それでも何らかの理由で、帝国に属することを良しとしない子達が、毎年一定数出るのだ。
そういう子達に対して選択肢を与えるため、シア達教団や、その他団体が保護を申し出るという仕組みが、銀河規模の協定として、ここ十数年の間に整備されたそうである。
実際、ヒイロ自身も似たような経験していることで、そのあたりは非常に納得が行くものである。
「このエリアでも、ひとり拒否者が出ましたが、その子の保護が、わたしがここに来た目的の一つなのです。それで――」
縋るような視線で見つめられて、ヒイロは察した。
(あ、これ巻き込まれるパターンだ)
恥ずかしげに頬を染め、瞳を潤ませる様が、なんとも庇護欲をそそる。狙ってやってるのだとしたらかなりの女狐だが、これが彼女の「素」である。

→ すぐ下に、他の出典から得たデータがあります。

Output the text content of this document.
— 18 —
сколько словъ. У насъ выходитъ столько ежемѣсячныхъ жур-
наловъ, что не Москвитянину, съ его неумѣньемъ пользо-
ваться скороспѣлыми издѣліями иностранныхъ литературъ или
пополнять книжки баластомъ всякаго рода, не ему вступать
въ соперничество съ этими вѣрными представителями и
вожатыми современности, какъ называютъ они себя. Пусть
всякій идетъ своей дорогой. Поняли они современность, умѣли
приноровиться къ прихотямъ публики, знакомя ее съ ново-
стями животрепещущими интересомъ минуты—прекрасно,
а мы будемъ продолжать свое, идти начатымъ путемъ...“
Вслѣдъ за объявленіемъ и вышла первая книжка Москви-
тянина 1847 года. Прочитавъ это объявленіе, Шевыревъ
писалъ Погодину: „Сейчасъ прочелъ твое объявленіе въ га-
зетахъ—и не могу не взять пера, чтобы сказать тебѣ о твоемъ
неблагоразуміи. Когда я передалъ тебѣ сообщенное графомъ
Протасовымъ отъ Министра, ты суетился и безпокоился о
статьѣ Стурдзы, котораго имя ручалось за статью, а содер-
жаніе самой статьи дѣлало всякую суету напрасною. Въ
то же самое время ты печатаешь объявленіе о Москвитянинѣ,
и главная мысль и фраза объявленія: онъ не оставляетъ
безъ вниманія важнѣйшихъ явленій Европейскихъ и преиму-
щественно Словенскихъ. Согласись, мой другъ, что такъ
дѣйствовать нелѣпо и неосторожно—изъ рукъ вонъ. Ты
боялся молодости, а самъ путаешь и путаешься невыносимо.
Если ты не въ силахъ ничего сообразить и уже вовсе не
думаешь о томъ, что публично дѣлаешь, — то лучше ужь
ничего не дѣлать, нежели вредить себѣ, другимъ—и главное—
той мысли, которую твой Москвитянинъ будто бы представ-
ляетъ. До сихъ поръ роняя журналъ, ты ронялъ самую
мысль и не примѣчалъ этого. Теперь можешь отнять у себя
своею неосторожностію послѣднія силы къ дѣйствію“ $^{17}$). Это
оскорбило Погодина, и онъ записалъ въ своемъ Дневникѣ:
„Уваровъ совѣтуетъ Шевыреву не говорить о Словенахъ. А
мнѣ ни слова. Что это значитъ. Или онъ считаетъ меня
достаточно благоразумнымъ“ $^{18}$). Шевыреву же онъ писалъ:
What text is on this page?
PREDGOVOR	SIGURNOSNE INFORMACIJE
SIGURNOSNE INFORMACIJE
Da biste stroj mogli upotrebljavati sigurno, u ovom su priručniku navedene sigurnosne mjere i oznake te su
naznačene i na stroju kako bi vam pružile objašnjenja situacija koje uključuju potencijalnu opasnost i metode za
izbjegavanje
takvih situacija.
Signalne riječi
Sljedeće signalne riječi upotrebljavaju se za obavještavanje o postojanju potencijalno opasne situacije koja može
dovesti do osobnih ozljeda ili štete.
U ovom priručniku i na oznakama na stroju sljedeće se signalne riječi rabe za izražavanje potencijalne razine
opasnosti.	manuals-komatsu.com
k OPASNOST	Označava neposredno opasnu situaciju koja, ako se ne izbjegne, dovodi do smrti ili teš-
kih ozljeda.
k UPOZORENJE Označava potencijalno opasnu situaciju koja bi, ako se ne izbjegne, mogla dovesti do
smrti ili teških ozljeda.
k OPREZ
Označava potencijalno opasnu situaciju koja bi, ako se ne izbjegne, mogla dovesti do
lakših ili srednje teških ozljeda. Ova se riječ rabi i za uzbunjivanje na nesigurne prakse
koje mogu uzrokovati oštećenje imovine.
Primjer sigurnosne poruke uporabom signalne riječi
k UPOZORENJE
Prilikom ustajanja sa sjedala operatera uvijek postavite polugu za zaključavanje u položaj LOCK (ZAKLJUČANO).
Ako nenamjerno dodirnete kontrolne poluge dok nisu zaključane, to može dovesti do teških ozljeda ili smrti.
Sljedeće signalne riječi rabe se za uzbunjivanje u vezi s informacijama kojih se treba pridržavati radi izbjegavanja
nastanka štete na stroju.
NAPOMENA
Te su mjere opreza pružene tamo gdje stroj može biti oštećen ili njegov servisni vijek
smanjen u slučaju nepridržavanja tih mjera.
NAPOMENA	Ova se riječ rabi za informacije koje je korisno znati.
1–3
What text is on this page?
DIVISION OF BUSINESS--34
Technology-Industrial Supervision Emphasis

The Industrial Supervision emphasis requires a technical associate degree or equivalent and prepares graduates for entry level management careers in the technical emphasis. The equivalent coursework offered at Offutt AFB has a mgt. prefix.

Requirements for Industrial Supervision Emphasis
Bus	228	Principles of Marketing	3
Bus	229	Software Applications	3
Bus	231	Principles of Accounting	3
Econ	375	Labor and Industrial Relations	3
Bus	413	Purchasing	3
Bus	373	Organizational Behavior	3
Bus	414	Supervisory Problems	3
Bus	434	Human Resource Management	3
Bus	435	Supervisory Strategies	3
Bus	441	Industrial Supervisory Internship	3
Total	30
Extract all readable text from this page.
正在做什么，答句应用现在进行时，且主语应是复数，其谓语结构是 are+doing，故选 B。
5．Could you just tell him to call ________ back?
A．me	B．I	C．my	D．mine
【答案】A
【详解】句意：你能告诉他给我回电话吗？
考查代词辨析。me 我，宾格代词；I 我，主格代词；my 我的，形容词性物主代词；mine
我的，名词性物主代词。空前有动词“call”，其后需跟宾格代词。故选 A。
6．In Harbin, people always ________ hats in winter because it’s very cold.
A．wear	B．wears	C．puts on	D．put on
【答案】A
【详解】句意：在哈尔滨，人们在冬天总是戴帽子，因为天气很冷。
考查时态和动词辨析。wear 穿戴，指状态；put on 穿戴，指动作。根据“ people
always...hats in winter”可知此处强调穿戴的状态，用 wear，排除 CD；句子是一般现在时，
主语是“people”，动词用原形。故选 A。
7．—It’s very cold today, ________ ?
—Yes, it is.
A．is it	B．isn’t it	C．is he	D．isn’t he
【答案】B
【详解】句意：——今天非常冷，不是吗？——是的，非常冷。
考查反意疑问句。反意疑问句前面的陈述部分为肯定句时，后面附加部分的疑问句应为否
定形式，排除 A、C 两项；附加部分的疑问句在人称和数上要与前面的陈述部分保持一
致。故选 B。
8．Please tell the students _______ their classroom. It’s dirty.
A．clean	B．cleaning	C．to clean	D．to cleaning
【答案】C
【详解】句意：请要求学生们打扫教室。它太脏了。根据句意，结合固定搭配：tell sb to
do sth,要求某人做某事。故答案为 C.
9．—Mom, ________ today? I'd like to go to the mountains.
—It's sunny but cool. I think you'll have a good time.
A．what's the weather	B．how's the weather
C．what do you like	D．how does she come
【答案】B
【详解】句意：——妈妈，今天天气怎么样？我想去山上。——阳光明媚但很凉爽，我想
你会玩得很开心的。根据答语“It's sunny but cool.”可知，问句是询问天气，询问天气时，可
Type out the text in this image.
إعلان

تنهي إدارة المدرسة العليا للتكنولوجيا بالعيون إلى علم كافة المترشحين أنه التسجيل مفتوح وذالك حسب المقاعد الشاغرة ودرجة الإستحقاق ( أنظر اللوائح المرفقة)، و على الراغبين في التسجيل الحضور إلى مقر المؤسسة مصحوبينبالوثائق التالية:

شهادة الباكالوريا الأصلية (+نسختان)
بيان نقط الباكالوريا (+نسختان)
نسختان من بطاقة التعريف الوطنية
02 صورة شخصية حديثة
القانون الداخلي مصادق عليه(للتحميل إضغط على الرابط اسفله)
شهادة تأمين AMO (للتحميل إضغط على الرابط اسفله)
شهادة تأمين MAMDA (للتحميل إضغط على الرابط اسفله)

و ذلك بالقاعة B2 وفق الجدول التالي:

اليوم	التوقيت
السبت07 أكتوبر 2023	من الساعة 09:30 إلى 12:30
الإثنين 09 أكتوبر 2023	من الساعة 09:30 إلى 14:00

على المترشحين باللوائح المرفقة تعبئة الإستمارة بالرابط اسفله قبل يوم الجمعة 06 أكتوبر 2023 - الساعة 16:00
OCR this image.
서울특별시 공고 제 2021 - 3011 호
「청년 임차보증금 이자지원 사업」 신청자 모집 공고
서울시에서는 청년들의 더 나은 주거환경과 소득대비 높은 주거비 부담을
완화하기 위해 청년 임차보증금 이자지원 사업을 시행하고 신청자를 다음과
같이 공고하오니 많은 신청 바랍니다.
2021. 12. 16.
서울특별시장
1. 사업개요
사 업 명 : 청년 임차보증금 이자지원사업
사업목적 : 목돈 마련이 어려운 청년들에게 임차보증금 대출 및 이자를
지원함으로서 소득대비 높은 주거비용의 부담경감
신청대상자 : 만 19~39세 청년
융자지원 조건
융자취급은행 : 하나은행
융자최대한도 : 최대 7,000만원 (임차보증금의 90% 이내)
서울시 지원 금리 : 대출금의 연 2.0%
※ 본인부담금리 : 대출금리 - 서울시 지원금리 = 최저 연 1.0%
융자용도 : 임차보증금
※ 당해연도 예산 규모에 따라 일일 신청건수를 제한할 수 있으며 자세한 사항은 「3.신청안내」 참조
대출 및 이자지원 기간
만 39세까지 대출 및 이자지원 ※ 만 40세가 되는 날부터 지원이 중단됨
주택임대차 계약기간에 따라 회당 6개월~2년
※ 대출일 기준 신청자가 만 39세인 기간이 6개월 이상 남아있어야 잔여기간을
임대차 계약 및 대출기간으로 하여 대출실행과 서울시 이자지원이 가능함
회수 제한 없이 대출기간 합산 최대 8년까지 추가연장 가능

かつて祖父に(お前は女で身持ちを崩すタイプだぞ)と笑いながら言われたのが脳裏をよぎる。
「今更ですけど、わたし、あまり交渉事というのは得意ではなくて。ヒイロ様には、情けないところお見せしてばかりで、お恥ずかしいかぎりなのですが……」
(うん、知ってた)
内心ツッコミを入れつつも、しかしヒイロとしては彼女と共に行くことを選択した時点で、とっくに「覚悟」など決まっている。
気の抜けない丁々発止のやり取りの楽しさも知っているヒイロではあるが、拙いながらも真摯に向き合ってくれたシアが好印象だったのは確かなのだ。決して、おっぱいに釣られたから「だけ」ではない。
「シアさんに同行するのはやぶさかではないですが、そもそも何をすればいいんです?」
「いいのですか!?」
俯き加減だった顔をぱっと上げると、そこにあったのは大輪の花を思わせる笑顔だった。
周囲に咲き乱れる幻影の花たちなど、霞んで消える程に美しく咲き誇るその姿が、ヒイロの心に消えない花としてはっきりと焼き付いたのを感じた。
「ありがとうございます! ヒイロ様に側に居てもらえるだけで、それで充分です!」
(ああ、爺さん。やっぱあんたは正しかったよ)
元から好みのタイプではあった。それでも自分はこんなに惚れっぽかったのかと苦笑しつつ、この時ヒイロは、彼女に対する恋心を、はっきり自覚したのである。